Regulatory expense: Despite expectations of future regulatory relief, regulatory expense will continue to contribute to banks’ financial pressures in the near term, reinforcing the need for continued growth in order to spread compliance-related costs across a larger base. Moreover, many banks still are likely to find it challenging to price deals fairly, due to the constraints of regulatory capital requirements.
Indirect consequences: The market’s reliance on simple metrics can pose less immediate—but equally serious—indirect consequences. For example, negative perceptions about prior deals can limit a publicly traded bank’s growth opportunities, since its ability to compete in future deals often hinges on the value of its stock. This limitation can be damaging for banks and thrifts whose growth strategies are built around continuing M&A activity.

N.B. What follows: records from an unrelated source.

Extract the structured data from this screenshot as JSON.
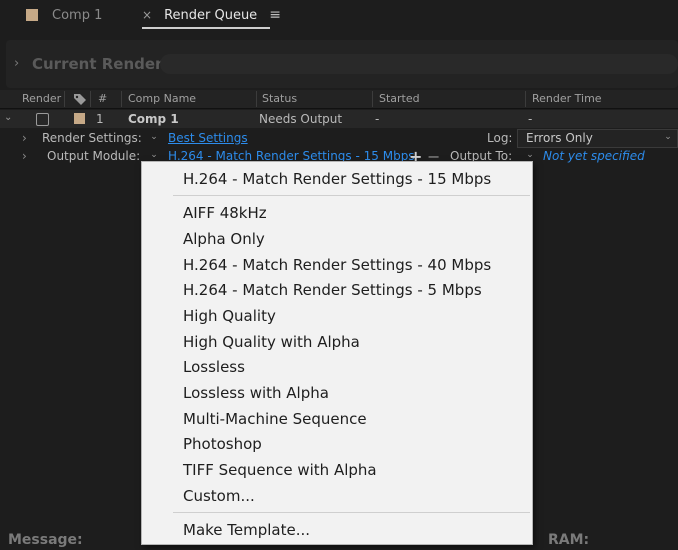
{
  "tabs": [
    {
      "label": "Comp 1",
      "swatch_color": "#c6a987"
    },
    {
      "label": "Render Queue",
      "close": "×",
      "menu": "≡"
    }
  ],
  "current_render": {
    "title": "Current Render"
  },
  "columns": [
    "Render",
    "#",
    "Comp Name",
    "Status",
    "Started",
    "Render Time"
  ],
  "queue_item": {
    "index": "1",
    "comp_name": "Comp 1",
    "status": "Needs Output",
    "started": "-",
    "render_time": "-",
    "label_color": "#c6a987"
  },
  "render_settings": {
    "label": "Render Settings:",
    "value": "Best Settings",
    "log_label": "Log:",
    "log_value": "Errors Only"
  },
  "output_module": {
    "label": "Output Module:",
    "value": "H.264 - Match Render Settings - 15 Mbps",
    "output_to_label": "Output To:",
    "output_to_value": "Not yet specified"
  },
  "menu": {
    "current": "H.264 - Match Render Settings - 15 Mbps",
    "items": [
      "AIFF 48kHz",
      "Alpha Only",
      "H.264 - Match Render Settings - 40 Mbps",
      "H.264 - Match Render Settings - 5 Mbps",
      "High Quality",
      "High Quality with Alpha",
      "Lossless",
      "Lossless with Alpha",
      "Multi-Machine Sequence",
      "Photoshop",
      "TIFF Sequence with Alpha",
      "Custom..."
    ],
    "template": "Make Template..."
  },
  "footer": {
    "message_label": "Message:",
    "ram_label": "RAM:"
  }
}
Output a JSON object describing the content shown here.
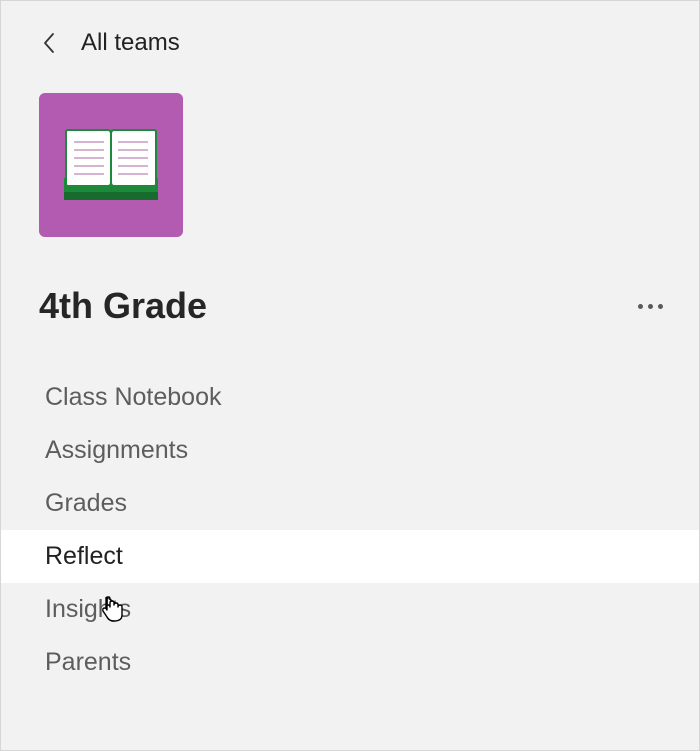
{
  "back": {
    "label": "All teams"
  },
  "team": {
    "name": "4th Grade",
    "tile_color": "#b35bb0"
  },
  "channels": [
    {
      "label": "Class Notebook",
      "selected": false
    },
    {
      "label": "Assignments",
      "selected": false
    },
    {
      "label": "Grades",
      "selected": false
    },
    {
      "label": "Reflect",
      "selected": true
    },
    {
      "label": "Insights",
      "selected": false
    },
    {
      "label": "Parents",
      "selected": false
    }
  ]
}
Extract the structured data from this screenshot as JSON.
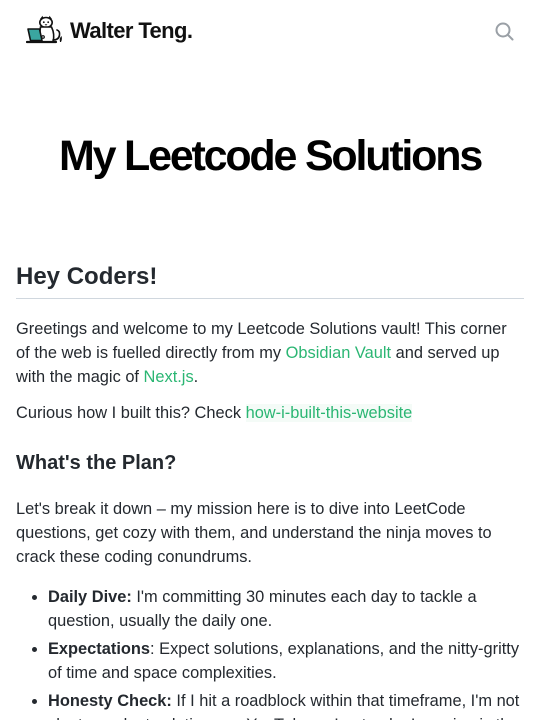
{
  "header": {
    "brand_name": "Walter Teng.",
    "logo_icon": "cat-laptop-icon",
    "search_icon": "search-icon"
  },
  "hero": {
    "title": "My Leetcode Solutions"
  },
  "article": {
    "heading": "Hey Coders!",
    "intro": {
      "text_1": "Greetings and welcome to my Leetcode Solutions vault! This corner of the web is fuelled directly from my ",
      "link_1": "Obsidian Vault",
      "text_2": " and served up with the magic of ",
      "link_2": "Next.js",
      "text_3": "."
    },
    "built": {
      "text": "Curious how I built this? Check ",
      "link": "how-i-built-this-website"
    },
    "plan_heading": "What's the Plan?",
    "plan_intro": "Let's break it down – my mission here is to dive into LeetCode questions, get cozy with them, and understand the ninja moves to crack these coding conundrums.",
    "plan_items": [
      {
        "bold": "Daily Dive:",
        "text": " I'm committing 30 minutes each day to tackle a question, usually the daily one."
      },
      {
        "bold": "Expectations",
        "text": ": Expect solutions, explanations, and the nitty-gritty of time and space complexities."
      },
      {
        "bold": "Honesty Check:",
        "text": " If I hit a roadblock within that timeframe, I'm not shy to peek at solutions on YouTube or Leetcode. Learning is the"
      }
    ]
  },
  "colors": {
    "link": "#2bb673",
    "text": "#24292f",
    "divider": "#d0d7de"
  }
}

Measurable Success Serious investors begin their evaluations with an estimate of the deal’s impact on earnings and earnings per share (EPS), but they also consider factors such as projected cost savings, expenses related to the transaction itself, and the speed and costs associated with a successful integration of the two organizations.
Management should lay out meaningful steps with measurable indicators of success. When evaluating cost savings, both the recurring savings and the one-time expenses that will be incurred to achieve them must be considered. An equally stringent standard also should be applied to projected merger-related expenses, such as professional fees and operational costs.
The totality of these various projections should be compared to the actual results achieved in prior transactions. If they vary significantly—or if earlier deals failed to achieve promised results—management should be able to explain the variations and rationale for the current projections.
The financial impact of an M&A transaction also should be compared with its potential return. Management should outline the rationale for the deal compared to alternative uses of capital, and it should be ready to present complete and relatively detailed plans, timetables, and targets. This analysis might be time-consuming, but it produces a clearer picture of a transaction’s true value.
A Comprehensive Approach to Deal Valuation A complete analysis involves studying factors such as a deal’s impact on capital ratios, management’s integration plans and benchmarks, projected cost savings, and the management team’s track record and credibility. Thorough analysis also takes into account unpredictable external factors such as general economic conditions, changing interest rates, new competitive pressures, future technological advances and the changing needs of bank customers.
When management demonstrates a history of competence and a clear and credible rationale for its planned actions, it makes a more compelling case for investor confidence than simple metrics can offer. This more analytic approach can help investors, analysts, and other stakeholders—and ultimately bankers—by encouraging a more disciplined and comprehensive approach to deal valuation.